ComEd's Grand Prairie Gateway Project would extend a 345,000-volt power line between a substation near Byron and a substation near Wayne. The line would travel about 57 miles across Ogle, DeKalb, Kane and DuPage counties. About 400 steel towers are needed to suspend the line. Each tower needs about 200 feet of space.

From ComEd's perspective, a straight line of towers between the two points is the fastest and cheapest means of making the project happen. A railroad that runs through the counties includes some of most direct, and unobtrusive, land for the towers.

That's where the Kane County Forest Preserve District comes into play.

Portions of the railroad, and other lands ComEd desires for the towers, run through existing forest preserve at the Burlington Prairie and Muirhead Springs locations. Not only is that open space forest preserve officials would like to keep free of ComEd towers, but much of it was purchased and improved using grants from the Illinois Department of Natural Resources. Those grants came with legal restrictions on what uses are allowable on the land.

With that in mind, ComEd rerouted its proposed line of towers to skirt the outside of forest preserve property. However, that places the towers in the middle of several privately owned farms. Last week, a handful of those farmers told a committee of forest preserve commissioners they need help to keep the towers from causing major negative impacts to their farm operations and property value.

Linda Schramm said she also fears possible health impacts from living under the electrical lines.

“No developer will ever want to touch it, and even a farmer won't want it,” Schramm said of her farm in Plato Township. “This is proposed to go right by our house and our barns.”

ComEd's own literature on that topic indicates the World Health Organization has never found a definitive link between exposure to electrical or magnetic fields and health problems, such as cancer, in adults or animals. Some studies, however, have reported an association between magnetic field exposure and childhood leukemia, but no definitive evidence that the exposure was the cause.

Farmers told commissioners they would rather not take the risk.

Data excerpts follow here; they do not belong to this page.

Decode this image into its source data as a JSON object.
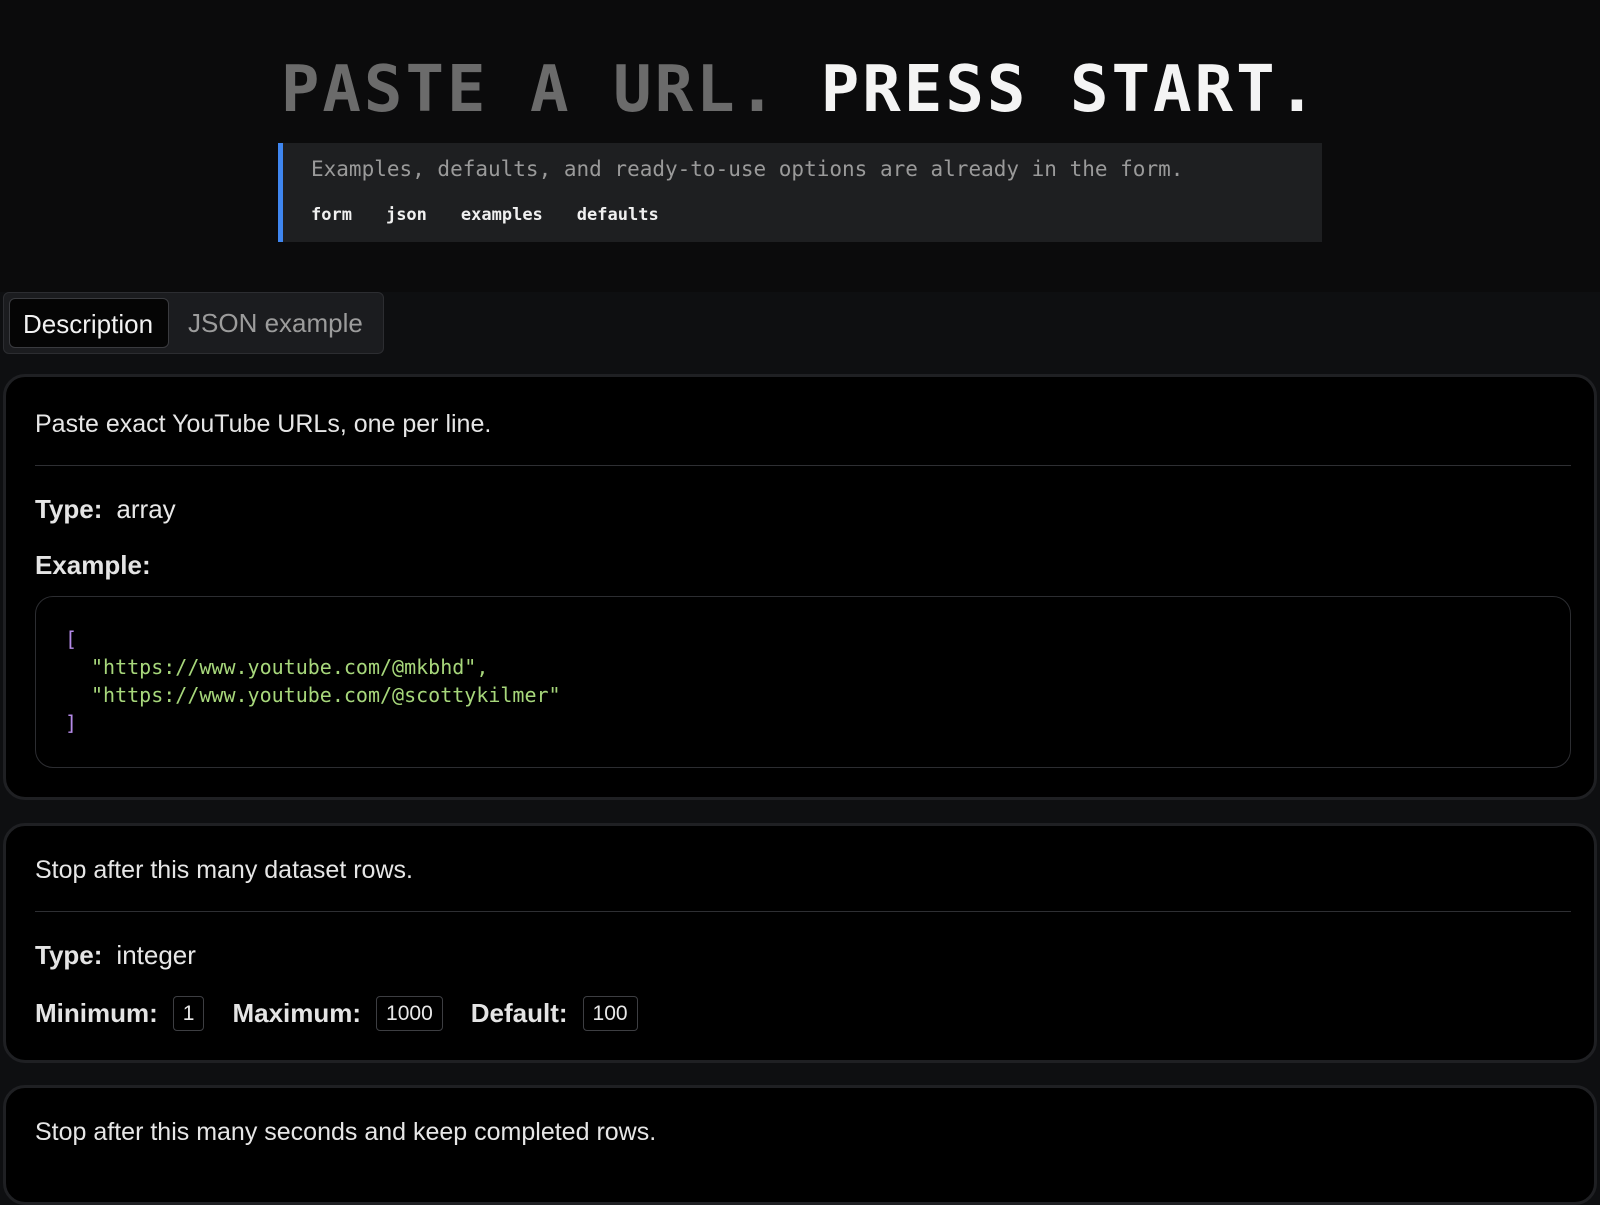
{
  "hero": {
    "headline_dim": "PASTE A URL.",
    "headline_bright": "PRESS START.",
    "callout_text": "Examples, defaults, and ready-to-use options are already in the form.",
    "tags": [
      "form",
      "json",
      "examples",
      "defaults"
    ],
    "accent_color": "#3f86f0"
  },
  "tabs": {
    "active": "Description",
    "inactive": "JSON example"
  },
  "fields": [
    {
      "description": "Paste exact YouTube URLs, one per line.",
      "type_label": "Type:",
      "type_value": "array",
      "example_label": "Example:",
      "example_open": "[",
      "example_lines": [
        "\"https://www.youtube.com/@mkbhd\",",
        "\"https://www.youtube.com/@scottykilmer\""
      ],
      "example_close": "]"
    },
    {
      "description": "Stop after this many dataset rows.",
      "type_label": "Type:",
      "type_value": "integer",
      "minimum_label": "Minimum:",
      "minimum_value": "1",
      "maximum_label": "Maximum:",
      "maximum_value": "1000",
      "default_label": "Default:",
      "default_value": "100"
    },
    {
      "description": "Stop after this many seconds and keep completed rows."
    }
  ]
}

And, since ComEd originally wanted its lines to run through the preserves instead of their property, the farmers want the district to take ComEd's offer for that plan.

With two farmers (Mike Kenyon and T.R. Smith) on the committee, and a member of the county's Farmland Preservation Commission (Barb Wojnicki) joining them, the farmers found a somewhat sympathetic reception to the plan. Commissioners said they would at least talk with the Illinois Department of Natural Resources about the possibility of running the power lines through forest preserves.

But not all residents were happy to hear that.

“I'm not sure the people who voted for a referendum and the money by which this land was purchased want you to put power lines on it,” said Mary Ochsenschlager, a naturalist and a Sugar Grove Park District commissioner. “We don't want cancer-causing lines through our forest preserve. Your job isn't to solve ComEd's problems. It's to protect and preserve your forest preserves. Do your job.”

Forest preserve commissioners won't discuss the topic again until December. ComEd plans to submit its proposed route for the lines, and an alternate route, to the state for approval by the end of the year.